Esteves, que já cumpriu pena por assalto à mão armada, usava tornozeleira eletrônica, por um crime que havia cometido no passado. Por meio do monitoramento, a Polícia Militar (PM) chegou até ele, efetuando a abordagem e prisão. Segundo a esposa de Esteves, Leile Aparecida Machado Oliveira, os policiais foram levados por uma coincidência.

“Acontece que meu marido, naquele dia, tinha saído para fazer compras em um supermercado na região. Temos imagens que mostram isso. Eles pegaram o monitoramento da tornozeleira como base e foram até a nossa casa, onde efetuaram a prisão. Mas na hora exata do crime, meu marido estava no mercado”, garantiu em entrevista na manhã desta terça-feira (26).

De acordo com Leile, o comerciante que reconheceu o seu marido como assaltante voltou atrás e está disposto a ajudar para a liberação dele. “A princípio, ele reconheceu o meu marido.
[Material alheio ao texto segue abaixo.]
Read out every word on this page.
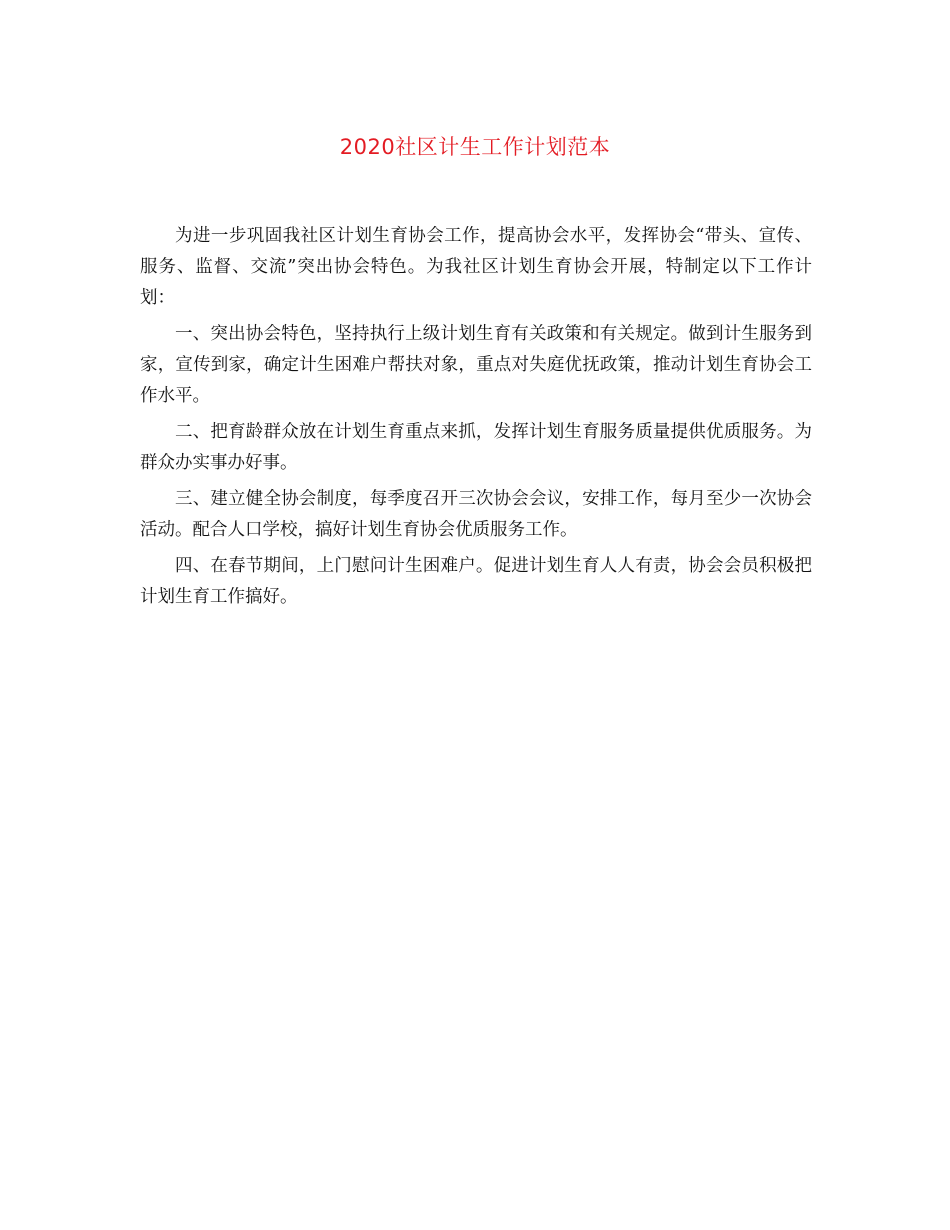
2020社区计生工作计划范本

为进一步巩固我社区计划生育协会工作，提高协会水平，发挥协会“带头、宣传、服务、监督、交流”突出协会特色。为我社区计划生育协会开展，特制定以下工作计划：

一、突出协会特色，坚持执行上级计划生育有关政策和有关规定。做到计生服务到家，宣传到家，确定计生困难户帮扶对象，重点对失庭优抚政策，推动计划生育协会工作水平。

二、把育龄群众放在计划生育重点来抓，发挥计划生育服务质量提供优质服务。为群众办实事办好事。

三、建立健全协会制度，每季度召开三次协会会议，安排工作，每月至少一次协会活动。配合人口学校，搞好计划生育协会优质服务工作。

四、在春节期间，上门慰问计生困难户。促进计划生育人人有责，协会会员积极把计划生育工作搞好。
Mostraram para o comerciante, que olhou e disse que era. Foi na onda e falou isso. O comerciante depois viu a foto e disse que não era meu marido e que iria nos ajudar. Ele tem consciência de que não foi o Esteves, inclusive fez isso em cartório. Meu marido se sente indignado, porque quando se deve, a pessoa sabe que tem que pagar pelo o que fez. Este não é o caso”, disse.

Por fim, a esposa falou que espera conseguir a liberação do marido da prisão. “Nós temos o depoimento do comerciante, temos provas de que ele foi ao mercado na hora do crime e agora queremos os dados monitoramento da tornozeleira eletrônica para mostrar isso. Ele não merecer estar preso. Estamos tentando um habeas corpus”, concluiu.

Polícia

Com base nas provas apuradas pela PM, Esteve permanece preso no 11° Distrito Policial de Curitiba. A Banda B procurou a assessoria da Polícia Civil, que enviou a seguinte nota:

Com relação ao caso de Esteves Alves de Oliveira, a Polícia Civil informa que o rapaz foi encaminhado à Central de Flagrantes de Curitiba por meio da Polícia Militar. Um Inquérito Policial foi instaurado, concluído e encaminhado à Justiça.